La quinta giornata della settimana di nuoto paralimpico ai Campionati Europei di “Madeira 2020” restituisce emozioni e soddisfazioni per l’Italia.
Nonostante i nostri atleti abbiano gareggiato da domenica scorsa entrando in acqua tutti i giorni e abbiano già portato al collo medaglie importanti , anche oggi sono riusciti a mantenere la concentrazione e a centrare gli obiettivi per i quali hanno duramente lavorato nell’ultimo anno , superando anche le difficoltà legate alla pandemia del Covid19.

Il primo titolo continentale arriva da Alessia Scortechini nei 100 farfalla S10 subito seguita dalla compagna di nazionale Arjola Trimi che vince i 50 stile libero S3 con tanto di Record del mondo con il tempo di 41,14.
Arriva poi il turno di Giulia Terzi che non si accontenta del record europeo ottenuto nei 200 misti il primo giorno di gare e ne segna un altro nei 50 farfalla S7 con il tempo di 34,95.
Conclude la serie di medaglie d’oro il diciannovenne  Antonio Fantin con doppio Record Europeo nei 50 stile libero S6 ottenuto sia in qualifica che in finale con il tempo di 29,11.


“La Federazione FINP ha lavorato in modo continuo e appassionato negli ultimi 12 anni per arrivare ad alzare continuamente l’asticella, per arrivare a risultati sempre più grandi – dice il DT Riccardo Vernole – ma quando vedo che un atleta dopo un Record del Mondo non si accontenta ed entra in gara il giorno successivo per andare a continuare a gareggiare come se fosse il primo giorno, con la stessa fame di risultati, allora realizzo che gli obiettivi sono stati capiti e sono vissuti con la stessa intensità da tutti e in particolare dagli atleti. E tutto ciò diventa ulteriore stimolo affinché il lavoro federale sia sempre più ambizioso.”
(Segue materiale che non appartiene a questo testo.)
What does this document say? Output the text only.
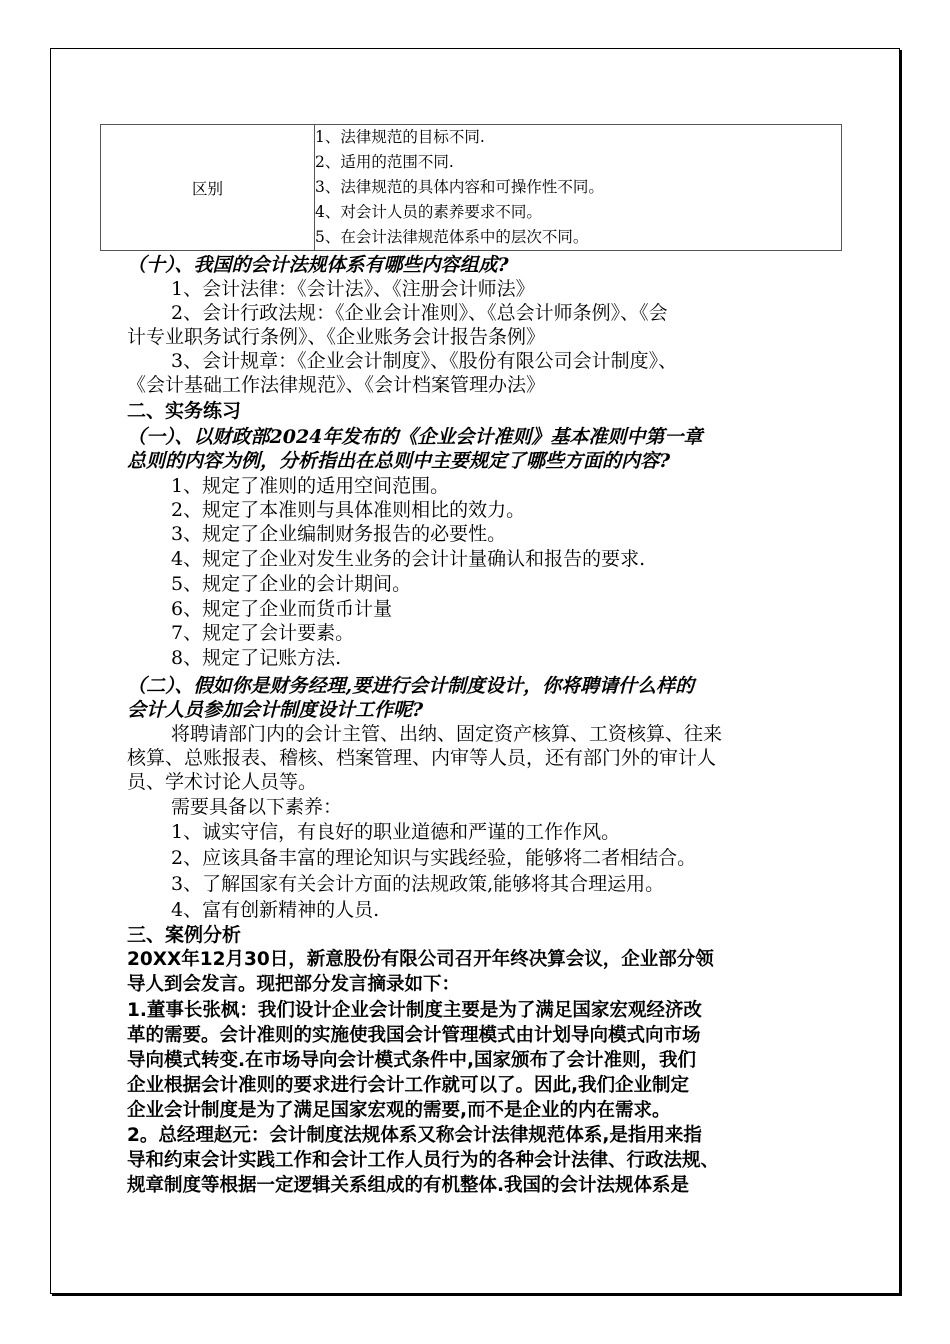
区别	
1、法律规范的目标不同.
2、适用的范围不同.
3、法律规范的具体内容和可操作性不同。
4、对会计人员的素养要求不同。
5、在会计法律规范体系中的层次不同。
（十）、我国的会计法规体系有哪些内容组成?
1、会计法律：《会计法》、《注册会计师法》
2、会计行政法规：《企业会计准则》、《总会计师条例》、《会
计专业职务试行条例》、《企业账务会计报告条例》
3、会计规章：《企业会计制度》、《股份有限公司会计制度》、
《会计基础工作法律规范》、《会计档案管理办法》
二、实务练习
（一）、以财政部2024年发布的《企业会计准则》基本准则中第一章
总则的内容为例，分析指出在总则中主要规定了哪些方面的内容?
1、规定了准则的适用空间范围。
2、规定了本准则与具体准则相比的效力。
3、规定了企业编制财务报告的必要性。
4、规定了企业对发生业务的会计计量确认和报告的要求.
5、规定了企业的会计期间。
6、规定了企业而货币计量
7、规定了会计要素。
8、规定了记账方法.
（二）、假如你是财务经理,要进行会计制度设计，你将聘请什么样的
会计人员参加会计制度设计工作呢?
将聘请部门内的会计主管、出纳、固定资产核算、工资核算、往来
核算、总账报表、稽核、档案管理、内审等人员，还有部门外的审计人
员、学术讨论人员等。
需要具备以下素养：
1、诚实守信，有良好的职业道德和严谨的工作作风。
2、应该具备丰富的理论知识与实践经验，能够将二者相结合。
3、了解国家有关会计方面的法规政策,能够将其合理运用。
4、富有创新精神的人员.
三、案例分析
20XX年12月30日，新意股份有限公司召开年终决算会议，企业部分领
导人到会发言。现把部分发言摘录如下：
1.董事长张枫：我们设计企业会计制度主要是为了满足国家宏观经济改
革的需要。会计准则的实施使我国会计管理模式由计划导向模式向市场
导向模式转变.在市场导向会计模式条件中,国家颁布了会计准则，我们
企业根据会计准则的要求进行会计工作就可以了。因此,我们企业制定
企业会计制度是为了满足国家宏观的需要,而不是企业的内在需求。
2。总经理赵元：会计制度法规体系又称会计法律规范体系,是指用来指
导和约束会计实践工作和会计工作人员行为的各种会计法律、行政法规、
规章制度等根据一定逻辑关系组成的有机整体.我国的会计法规体系是
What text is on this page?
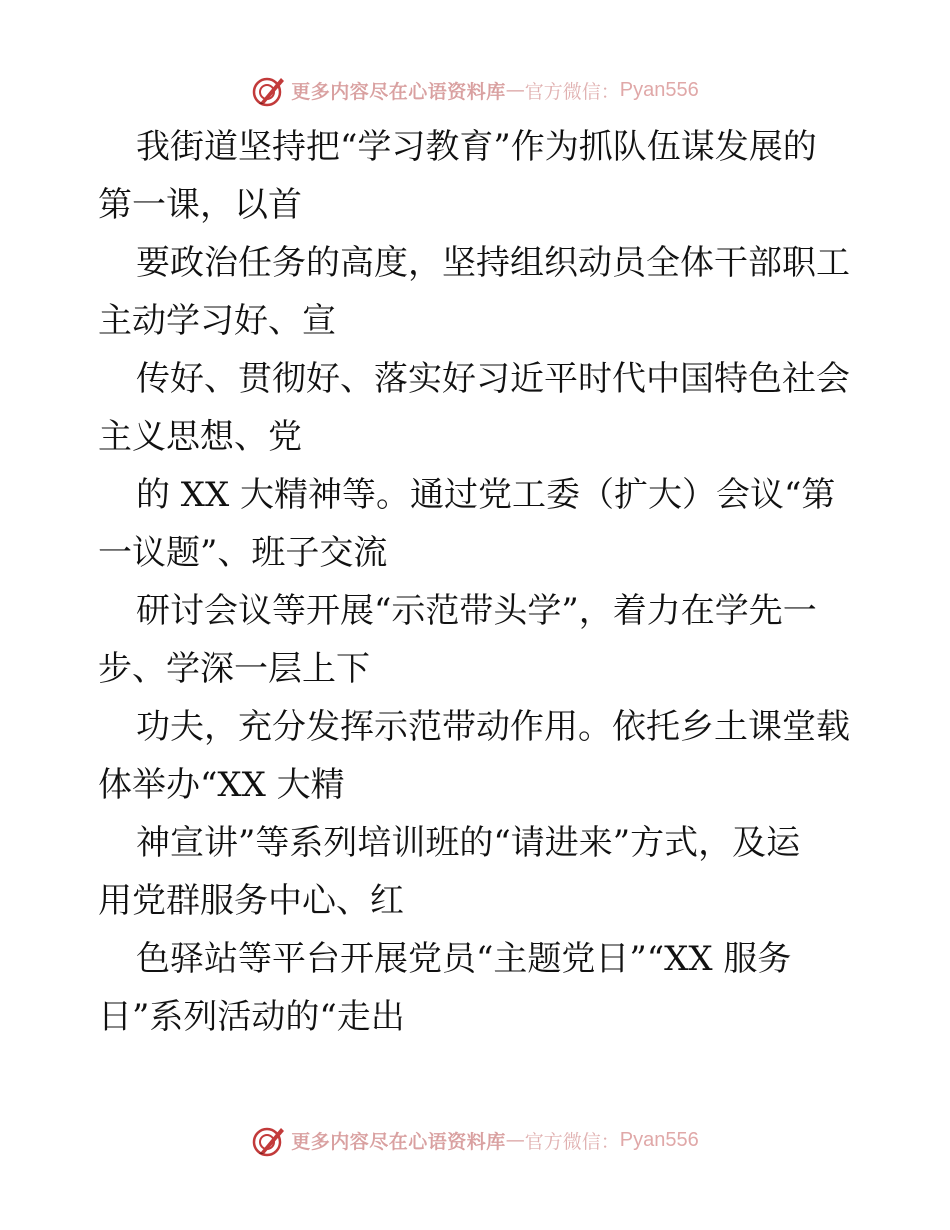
更多内容尽在心语资料库 — 官方微信： Pyan556
我街道坚持把“学习教育”作为抓队伍谋发展的
第一课，以首
要政治任务的高度，坚持组织动员全体干部职工
主动学习好、宣
传好、贯彻好、落实好习近平时代中国特色社会
主义思想、党
的 XX 大精神等。通过党工委（扩大）会议“第
一议题”、班子交流
研讨会议等开展“示范带头学”，着力在学先一
步、学深一层上下
功夫，充分发挥示范带动作用。依托乡土课堂载
体举办“XX 大精
神宣讲”等系列培训班的“请进来”方式，及运
用党群服务中心、红
色驿站等平台开展党员“主题党日”“XX 服务
日”系列活动的“走出
更多内容尽在心语资料库 — 官方微信： Pyan556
Le parole del DT sono confermate anche dagli altri risultati della giornata in particolare le altre medaglie , con 7 medaglie d’argento vinte dalla staffetta 4×100 misti uomini , da Luigi Beggiato nei 50 stile libero S4, Xenia Palazzo nei 50 stile libero S8 , Alessia Berra nei 100 stile libero S12, Francesco Bettella nei 50 dorso S1, Carlotta Gilli nei 50 stile libero S13 e da Stefano Raimondi nei 100 farfalla S10.
Due i podi di bronzo con Simone Barlaam nei 400 stile libero S9 e la staffetta 4×100 misti donne per la quale il risultato non è confermato per del ricorso portato dall’Ungheria contro la squalifica comminata.